Caracas - Today, the family of Venezuelan opposition leader Leopoldo López released Opinion No. 26/2014 of the UN Working Group on Arbitrary Detention, finding that he is being held illegally and in violation of international law:

The Working Group is of the opinion that the detention of Mr. Leopoldo López is an arbitrary detention . . . Accordingly, it recommends to the Government of. . . Venezuela that [it] immediately frees [him], and grants comprehensive reparation, including the compensation of his moral and compensatory character, as well as measures of satisfaction, which could be a public statement of apology in his favor.

"I am so incredibly grateful that the United Nations has called for Leopoldo's release," said Lilian Tintori, Leopoldo's wife. "Its strong stand in solidarity with my husband and the Venezuelan people sends a clear and unequivocal message to President Maduro," she added.

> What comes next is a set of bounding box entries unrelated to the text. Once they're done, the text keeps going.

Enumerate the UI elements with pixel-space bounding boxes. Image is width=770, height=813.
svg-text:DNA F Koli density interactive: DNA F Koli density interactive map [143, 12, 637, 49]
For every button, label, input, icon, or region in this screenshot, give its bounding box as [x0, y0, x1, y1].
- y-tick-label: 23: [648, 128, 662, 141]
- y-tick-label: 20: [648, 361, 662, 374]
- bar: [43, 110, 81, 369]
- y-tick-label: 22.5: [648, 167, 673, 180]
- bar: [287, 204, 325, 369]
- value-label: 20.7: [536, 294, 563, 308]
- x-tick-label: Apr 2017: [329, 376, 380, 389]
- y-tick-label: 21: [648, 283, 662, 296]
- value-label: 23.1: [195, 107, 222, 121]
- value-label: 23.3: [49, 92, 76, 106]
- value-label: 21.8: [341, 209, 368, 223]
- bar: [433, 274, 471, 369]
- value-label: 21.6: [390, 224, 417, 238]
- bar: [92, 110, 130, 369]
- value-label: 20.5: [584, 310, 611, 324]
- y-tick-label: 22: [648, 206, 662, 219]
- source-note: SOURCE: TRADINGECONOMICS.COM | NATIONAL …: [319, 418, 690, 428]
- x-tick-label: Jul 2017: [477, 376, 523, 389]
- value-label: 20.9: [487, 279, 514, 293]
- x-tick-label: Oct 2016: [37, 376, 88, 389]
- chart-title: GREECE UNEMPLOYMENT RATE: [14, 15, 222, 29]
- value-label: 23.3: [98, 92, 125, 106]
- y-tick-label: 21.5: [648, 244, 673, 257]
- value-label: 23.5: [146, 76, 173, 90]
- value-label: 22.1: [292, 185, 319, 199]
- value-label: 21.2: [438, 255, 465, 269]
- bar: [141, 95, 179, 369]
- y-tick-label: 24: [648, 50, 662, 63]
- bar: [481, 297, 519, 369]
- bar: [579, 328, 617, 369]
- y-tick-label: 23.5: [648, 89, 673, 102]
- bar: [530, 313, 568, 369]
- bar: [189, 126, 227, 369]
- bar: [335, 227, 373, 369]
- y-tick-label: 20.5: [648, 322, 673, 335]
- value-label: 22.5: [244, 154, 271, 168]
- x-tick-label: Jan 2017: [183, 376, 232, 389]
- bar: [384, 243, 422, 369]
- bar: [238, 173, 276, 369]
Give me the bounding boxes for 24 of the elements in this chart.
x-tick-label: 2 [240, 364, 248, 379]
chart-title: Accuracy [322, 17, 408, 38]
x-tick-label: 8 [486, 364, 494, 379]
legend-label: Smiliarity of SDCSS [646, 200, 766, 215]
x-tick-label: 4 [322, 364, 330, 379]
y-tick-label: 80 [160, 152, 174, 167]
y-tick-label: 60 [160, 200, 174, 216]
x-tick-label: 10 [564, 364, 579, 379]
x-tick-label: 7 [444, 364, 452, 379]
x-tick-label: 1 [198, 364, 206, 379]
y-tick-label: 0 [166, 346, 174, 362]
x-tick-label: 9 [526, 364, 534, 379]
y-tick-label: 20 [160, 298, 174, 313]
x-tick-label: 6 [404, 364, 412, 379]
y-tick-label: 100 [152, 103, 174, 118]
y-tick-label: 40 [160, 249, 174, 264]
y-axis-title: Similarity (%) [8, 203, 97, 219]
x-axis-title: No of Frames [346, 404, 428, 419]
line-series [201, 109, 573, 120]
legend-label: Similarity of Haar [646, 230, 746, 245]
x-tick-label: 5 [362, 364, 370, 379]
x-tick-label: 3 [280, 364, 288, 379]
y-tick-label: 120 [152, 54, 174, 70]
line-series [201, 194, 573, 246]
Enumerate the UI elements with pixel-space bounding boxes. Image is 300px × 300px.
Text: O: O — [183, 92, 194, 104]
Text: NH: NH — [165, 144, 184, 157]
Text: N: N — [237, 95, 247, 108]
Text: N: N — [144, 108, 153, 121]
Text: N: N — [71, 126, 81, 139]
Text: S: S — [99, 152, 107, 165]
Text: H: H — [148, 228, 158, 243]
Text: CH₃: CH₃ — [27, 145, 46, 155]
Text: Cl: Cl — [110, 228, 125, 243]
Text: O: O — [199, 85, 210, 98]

The Working Group is a five-member independent and impartial body appointed by the UN Human Rights Council, which is currently comprised of experts from Benin, Norway, Mexico, South Korea, and Ukraine. It is mandated to consider and render opinions about alleged cases of arbitrary detention. The Government of Venezuela voluntarily appeared before the Working Group, vigorously disputed López's claims, and lost. The Working Group's detailed deliberations and conclusions are presented in a 10-page written opinion. When the Government of Venezuela withdrew from the Inter-American Convention on Human Rights on September 6, 2012, it said it "remains committed to increasing its cooperation with the Human Rights Council." That cooperation must include the immediate release López.

López is a 43-year-old Venezuelan opposition leader being held in Ramo Verde military prison facing charges of inciting violence, arson, damage to property, and conspiracy. He is the founder and National Coordinator of the political party Voluntad Popular ("Popular Will") and former mayor of the Chacao District of Caracas. López has been imprisoned on the basis of four speeches he gave in January February 2014, where he advocated changing the Government of Venezuela through democratic, constitutional, and non-violent means. Nevertheless, the Government claimed in its indictment that he persuaded his supporters to engage in violence through "subliminal messaging." He is facing 12-years imprisonment. So far in his trial, the judge has approved the Government to introduce more than 100 witnesses, a dozen reports, and numerous videos against him but has rejected 58 of 60 proposed witnesses and all documentary evidence proposed by López.

In recent weeks, OAS Secretary-General José Miguel Insulza, U.S. President Barack Obama, and the editorial boards of the New York Times and Washington Post, among others, have all called for López's immediate release from prison.